Contribuez à la revue HISTOIRE & PATRIMOINE Vous vous intéressez à l’histoire, et, en particulier, à l’histoire de notre région ? Vous souhaitez apporter votre témoignage sur une époque, aujourd’hui révolue ? Vous possédez des documents, ou objets, anciens (écrits, photos, dessins, peintures, tableaux, sculptures, objets divers), qui pourraient faire l’objet d’une publication ? Vous aimez écrire, raconter, transmettre, ce qui vous intéresse, ou vous tient à coeur, et qui a trait à l’histoire locale ? L’APHRN vous propose de publier vos écrits, ou documents, ou de transcrire vos témoignages, dans la revue HISTOIRE & PATRIMOINE. Téléphonez-nous, au 06 62 58 17 40, ou écrivez-nous, à l’adresse ci-dessous, ou, tout simplement, adressez-nous, directement, votre texte, sous forme numérique.

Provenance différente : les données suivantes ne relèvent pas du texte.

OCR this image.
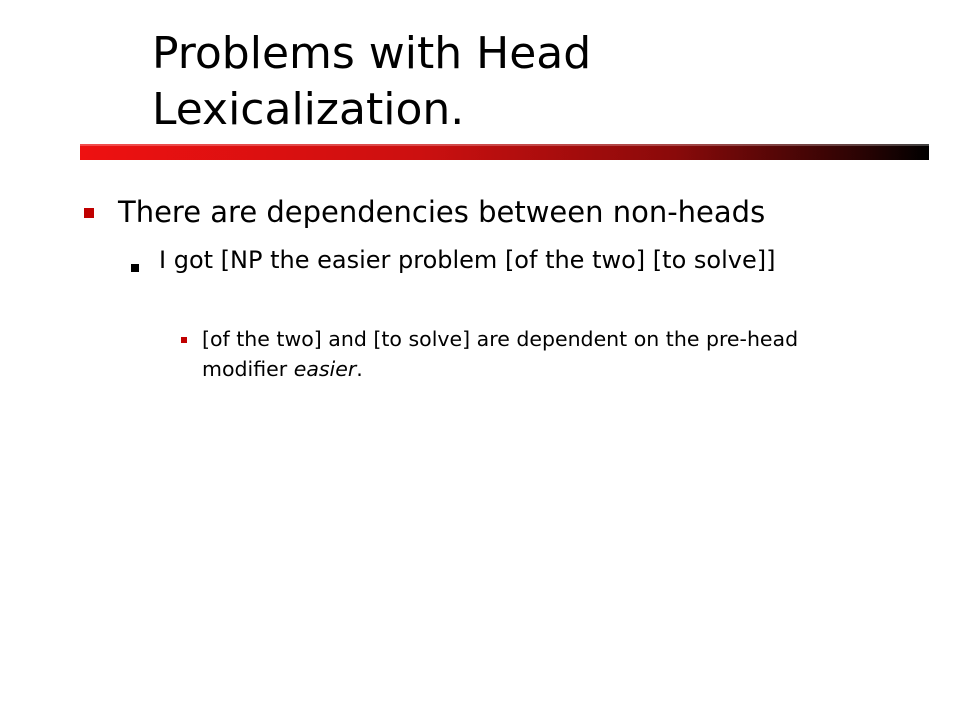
Problems with Head
Lexicalization.

There are dependencies between non-heads

I got [NP the easier problem [of the two] [to solve]]

[of the two] and [to solve] are dependent on the pre-head modifier easier.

Vos propositions seront examinées avec la plus grande attention et soumises au conseil de direction de l’APHRN, qui vous répondra dans un délai d’un mois, maximum. Adresse électronique : aphrn.asso@gmail.com - Adresse postale : APHRN – Agora (case n° 4) – 2 bis av. Albert de Mun - 44600 Saint-Nazaire

Abonnez-vous à la revue HISTOIRE & PATRIMOINE Un abonnement à la revue HISTOIRE & PATRIMOINE, c’est l’histoire de la région nazairienne/guérandaise, tous les trois mois, dans votre boîte aux lettres, pendant les trois premiers trimestres de l’année, en janvier, avril et juillet (votre abonnement vous permet, de plus, de bénéficier d’un tarif préférentiel sur les numéros hors-série, qui paraissent à l’automne). C’est l’histoire locale, dans toute sa diversité, écrite, à la fois, par des historiens professionnels, connus et reconnus, et par des amateurs éclairés, dans la tradition des publications de notre association, depuis sa création, par Fernand Guériff, il y a 45 ans. C’est, aussi, un support en constante évolution, d’un graphisme soigné, richement illustré, composé de près de cent pages à chaque livraison. Nous vous proposons cet abonnement avec une réduction de 10 % par rapport au prix public, frais de port compris (trois numéros par an, parution en janvier, avril et juillet).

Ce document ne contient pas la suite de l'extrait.